NGC 6910 is located half a degree east-north east of Gamma Cygni, also known as Sadr. It may be physically related with the nebula IC 1318 (also known as the Gamma Cygni Nebula) as it lies at a similar distance, behind the galactic Great Rift. Cygnus OB9 is located within the Orion Arm of the Milky Way. Cygnus OB9's dimensions in the sky are 2.5 degrees by 1.5 degrees, which corresponds at its distance to 175×105 light years across. It includes many OB stars, along with supergiant stars, like the red supergiant RW Cygni. Gamma Cygni is a foreground star, lying at a distance of approximately 1,500 light years. Because it lies behind a number of molecular clouds, the light from NGC 6910 is dimmed by more than one magnitude.

The core radius of the cluster is 0.8 parsec (2.6 light years), while the tidal radius is 4.2 parsecs (13.7 light years) and represents the average outer limit of NGC 6910, beyond which a star is unlikely to remain gravitationally bound to the cluster core.
125 stars, probable members of the cluster, are located within the central part of the cluster, and 280 probable members are located within the angular radius of the cluster.

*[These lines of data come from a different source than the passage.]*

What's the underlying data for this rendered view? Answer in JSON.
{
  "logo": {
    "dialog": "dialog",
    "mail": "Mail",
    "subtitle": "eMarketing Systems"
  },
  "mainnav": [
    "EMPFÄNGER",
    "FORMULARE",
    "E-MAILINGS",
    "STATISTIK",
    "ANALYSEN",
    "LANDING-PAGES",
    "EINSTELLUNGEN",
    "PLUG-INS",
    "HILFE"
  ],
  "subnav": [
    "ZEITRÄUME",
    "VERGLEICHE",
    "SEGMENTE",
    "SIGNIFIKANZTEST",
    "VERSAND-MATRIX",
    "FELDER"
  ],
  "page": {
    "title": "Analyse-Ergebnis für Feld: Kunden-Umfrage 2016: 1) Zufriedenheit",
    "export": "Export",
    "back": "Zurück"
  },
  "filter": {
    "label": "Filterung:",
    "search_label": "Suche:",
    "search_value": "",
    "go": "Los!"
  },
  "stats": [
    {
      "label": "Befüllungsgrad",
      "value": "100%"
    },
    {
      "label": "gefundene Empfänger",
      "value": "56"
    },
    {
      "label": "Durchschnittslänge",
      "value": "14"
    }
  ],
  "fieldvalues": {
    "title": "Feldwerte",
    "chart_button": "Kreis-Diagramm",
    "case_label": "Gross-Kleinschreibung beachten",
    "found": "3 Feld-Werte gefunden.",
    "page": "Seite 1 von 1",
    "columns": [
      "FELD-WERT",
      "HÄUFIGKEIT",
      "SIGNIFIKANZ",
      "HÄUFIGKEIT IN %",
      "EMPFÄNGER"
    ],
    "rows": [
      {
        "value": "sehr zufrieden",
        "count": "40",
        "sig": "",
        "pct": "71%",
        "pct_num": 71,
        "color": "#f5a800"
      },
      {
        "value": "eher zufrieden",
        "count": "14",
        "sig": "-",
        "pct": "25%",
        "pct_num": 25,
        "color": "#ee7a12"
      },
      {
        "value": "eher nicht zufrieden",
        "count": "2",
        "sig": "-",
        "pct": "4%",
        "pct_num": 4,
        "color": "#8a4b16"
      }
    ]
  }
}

The brightest apparent member of NGC 6910 is a blue supergiant HD 194279 (V2118 Cygni) with spectral type B2 and apparent magnitude 7.0. It is located at the southeast edge of the cluster. It is a variable star with P Cygni profile. A mag 8.1 star lies at the northwest edge of the cluster and a mag 8.5 O6 giant star (HD 229196, also known as V2245 Cygni) lies a bit southwest from the line connecting the two brightest stars. Other members of the cluster include two 10.3 mag stars, one being an O9.5 and the other a B0.5 main sequence stars. The star NGC 6910 37 is categorised based on its emission as a Be star and NGC 6910 14 and NGC 6910 25 are beta Cephei variables. In total there are four beta Cephei variables in the cluster, a rather high number. Their presence has been attributed to the higher metallicity of the cluster.

==Observing NGC 6910==
Although visible via binoculars, the cluster is too compact to resolve in low power instruments. Individual stars can be seen with 15×100 binoculars. When seen in low magnification through a 5-inch telescope, the cluster looks like a crescent between the two brighter stars, while more powerful magnification reveals more stars forming streams extending to either side of the cluster.